(TASC) – Treatment Alternatives for Safe Communities (TASC) has issued its second Health & Justice Legislative Scorecard, a tally of how Illinois state lawmakers voted on selected bills responding to community needs and advancing health and justice.
The review of General Assembly votes revealed that 41 senators and 80 representatives—a 22 percent overall increase from the organization’s inaugural scorecard in 2019—voted in favor of these health and justice initiatives at least 80 percent of the time, earning a place on TASC’s 2021 Illinois Legislative Honor Roll for Advancing Health and Justice.
As the COVID-19 pandemic continued through 2021, the number of individuals dealing with substance use disorders and/or mental health conditions increased, and timely access to behavioral health services became critical. Equally vital are public policies that support and enable equitable access to services for vulnerable populations. During the 2021 legislative session, many members voted for bills that make improvements to the justice system and the field of behavioral health services.

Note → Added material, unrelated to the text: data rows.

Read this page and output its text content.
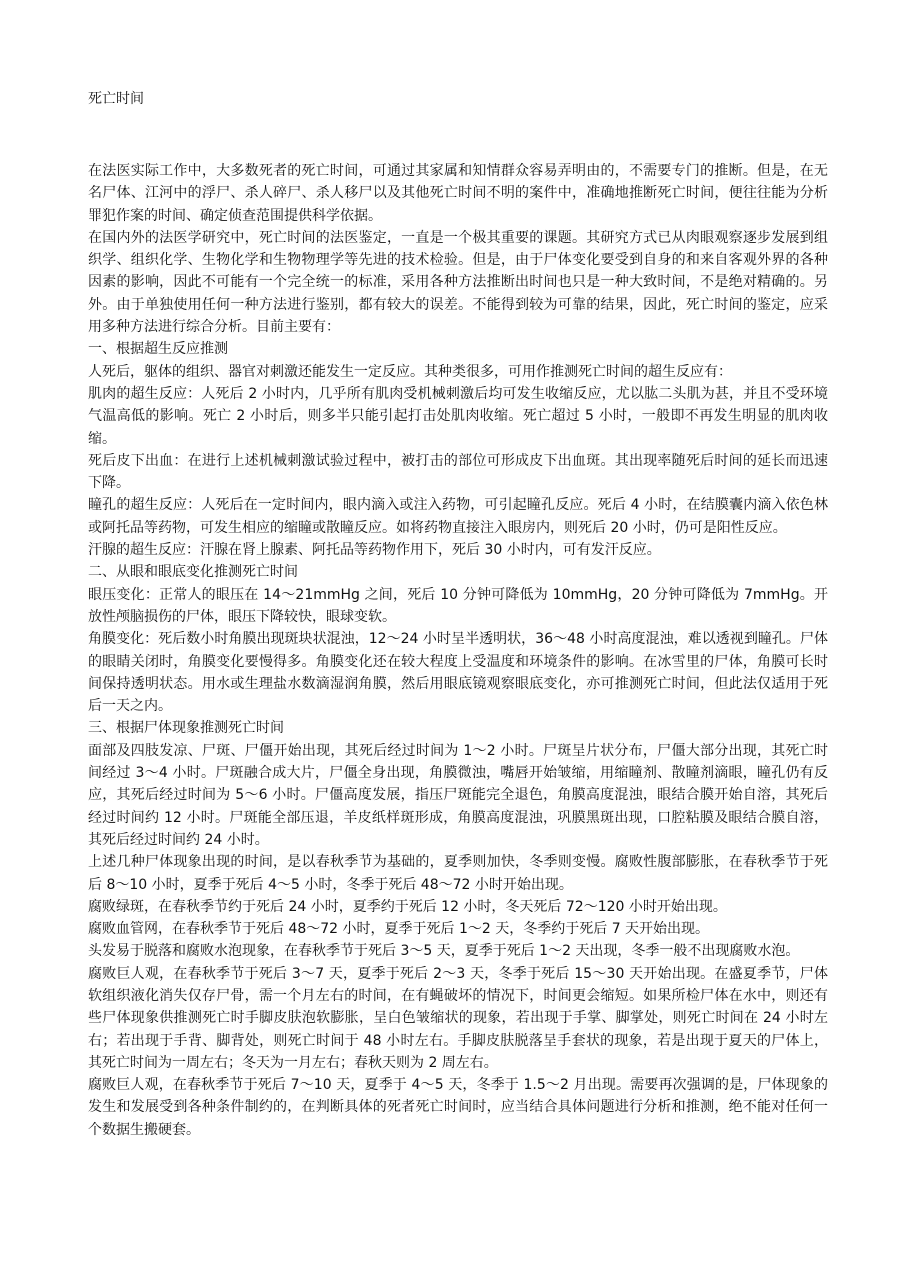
死亡时间

在法医实际工作中，大多数死者的死亡时间，可通过其家属和知情群众容易弄明由的，不需要专门的推断。但是，在无名尸体、江河中的浮尸、杀人碎尸、杀人移尸以及其他死亡时间不明的案件中，准确地推断死亡时间，便往往能为分析罪犯作案的时间、确定侦查范围提供科学依据。

在国内外的法医学研究中，死亡时间的法医鉴定，一直是一个极其重要的课题。其研究方式已从肉眼观察逐步发展到组织学、组织化学、生物化学和生物物理学等先进的技术检验。但是，由于尸体变化要受到自身的和来自客观外界的各种因素的影响，因此不可能有一个完全统一的标准，采用各种方法推断出时间也只是一种大致时间，不是绝对精确的。另外。由于单独使用任何一种方法进行鉴别，都有较大的误差。不能得到较为可靠的结果，因此，死亡时间的鉴定，应采用多种方法进行综合分析。目前主要有：

一、根据超生反应推测

人死后，躯体的组织、器官对刺激还能发生一定反应。其种类很多，可用作推测死亡时间的超生反应有：

肌肉的超生反应：人死后 2 小时内，几乎所有肌肉受机械刺激后均可发生收缩反应，尤以肱二头肌为甚，并且不受环境气温高低的影响。死亡 2 小时后，则多半只能引起打击处肌肉收缩。死亡超过 5 小时，一般即不再发生明显的肌肉收缩。

死后皮下出血：在进行上述机械刺激试验过程中，被打击的部位可形成皮下出血斑。其出现率随死后时间的延长而迅速下降。

瞳孔的超生反应：人死后在一定时间内，眼内滴入或注入药物，可引起瞳孔反应。死后 4 小时，在结膜囊内滴入依色林或阿托品等药物，可发生相应的缩瞳或散瞳反应。如将药物直接注入眼房内，则死后 20 小时，仍可是阳性反应。

汗腺的超生反应：汗腺在肾上腺素、阿托品等药物作用下，死后 30 小时内，可有发汗反应。

二、从眼和眼底变化推测死亡时间

眼压变化：正常人的眼压在 14～21mmHg 之间，死后 10 分钟可降低为 10mmHg，20 分钟可降低为 7mmHg。开放性颅脑损伤的尸体，眼压下降较快，眼球变软。

角膜变化：死后数小时角膜出现斑块状混浊，12～24 小时呈半透明状，36～48 小时高度混浊，难以透视到瞳孔。尸体的眼睛关闭时，角膜变化要慢得多。角膜变化还在较大程度上受温度和环境条件的影响。在冰雪里的尸体，角膜可长时间保持透明状态。用水或生理盐水数滴湿润角膜，然后用眼底镜观察眼底变化，亦可推测死亡时间，但此法仅适用于死后一天之内。

三、根据尸体现象推测死亡时间

面部及四肢发凉、尸斑、尸僵开始出现，其死后经过时间为 1～2 小时。尸斑呈片状分布，尸僵大部分出现，其死亡时间经过 3～4 小时。尸斑融合成大片，尸僵全身出现，角膜微浊，嘴唇开始皱缩，用缩瞳剂、散瞳剂滴眼，瞳孔仍有反应，其死后经过时间为 5～6 小时。尸僵高度发展，指压尸斑能完全退色，角膜高度混浊，眼结合膜开始自溶，其死后经过时间约 12 小时。尸斑能全部压退，羊皮纸样斑形成，角膜高度混浊，巩膜黑斑出现，口腔粘膜及眼结合膜自溶，其死后经过时间约 24 小时。

上述几种尸体现象出现的时间，是以春秋季节为基础的，夏季则加快，冬季则变慢。腐败性腹部膨胀，在春秋季节于死后 8～10 小时，夏季于死后 4～5 小时，冬季于死后 48～72 小时开始出现。

腐败绿斑，在春秋季节约于死后 24 小时，夏季约于死后 12 小时，冬天死后 72～120 小时开始出现。

腐败血管网，在春秋季节于死后 48～72 小时，夏季于死后 1～2 天，冬季约于死后 7 天开始出现。

头发易于脱落和腐败水泡现象，在春秋季节于死后 3～5 天，夏季于死后 1～2 天出现，冬季一般不出现腐败水泡。

腐败巨人观，在春秋季节于死后 3～7 天，夏季于死后 2～3 天，冬季于死后 15～30 天开始出现。在盛夏季节，尸体软组织液化消失仅存尸骨，需一个月左右的时间，在有蝇破坏的情况下，时间更会缩短。如果所检尸体在水中，则还有些尸体现象供推测死亡时手脚皮肤泡软膨胀，呈白色皱缩状的现象，若出现于手掌、脚掌处，则死亡时间在 24 小时左右；若出现于手背、脚背处，则死亡时间于 48 小时左右。手脚皮肤脱落呈手套状的现象，若是出现于夏天的尸体上，其死亡时间为一周左右；冬天为一月左右；春秋天则为 2 周左右。

腐败巨人观，在春秋季节于死后 7～10 天，夏季于 4～5 天，冬季于 1.5～2 月出现。需要再次强调的是，尸体现象的发生和发展受到各种条件制约的，在判断具体的死者死亡时间时，应当结合具体问题进行分析和推测，绝不能对任何一个数据生搬硬套。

The scorecard details bills which were legislative priorities for TASC and tracks how each individual member voted on these bills. Examples include allowing individuals with felony drug convictions to be eligible for cash assistance under the Temporary Assistance for Needy Families program, temporary housing subsidies for individuals with severe mental illness at high risk of institutionalization and people with substance use disorders (SUD) at high risk of overdose, and requirements for each 9-1-1 call center and provider of emergency services dispatched through a 9-1-1 system to coordinate with the mobile mental and behavioral health services established by the Department of Human Services (DHS).
It also features TASC’s 2021 Legislative Champion Award presented to the Illinois Legislative Black Caucus, for its work seeking to dismantle systemic racism, including reforms in four key pillars of Illinois government: criminal justice; education and workforce development; economic access, equity, and opportunity; and health care and human services. These legislative pillars serve as a critical starting point to bring more equitable structures, services, and programs to communities that have been historically marginalized.
“The COVID-19 pandemic cast a spotlight on inequities embedded within our behavioral health and justice systems,” said Joel K. Johnson, TASC president and CEO. “Although we seek to celebrate legislators who voted to address these issues, our work remains unfinished.”
TASC is a statewide, non-profit organization that serves and advocates for people involved in criminal legal systems and youth and family service systems, and who have substance use and mental health disorders. TASC’s public policy work is informed by on-the-ground experience working with thousands of people across Illinois, as well as by research and data on effective and racially and economically equitable practices in justice and healthcare.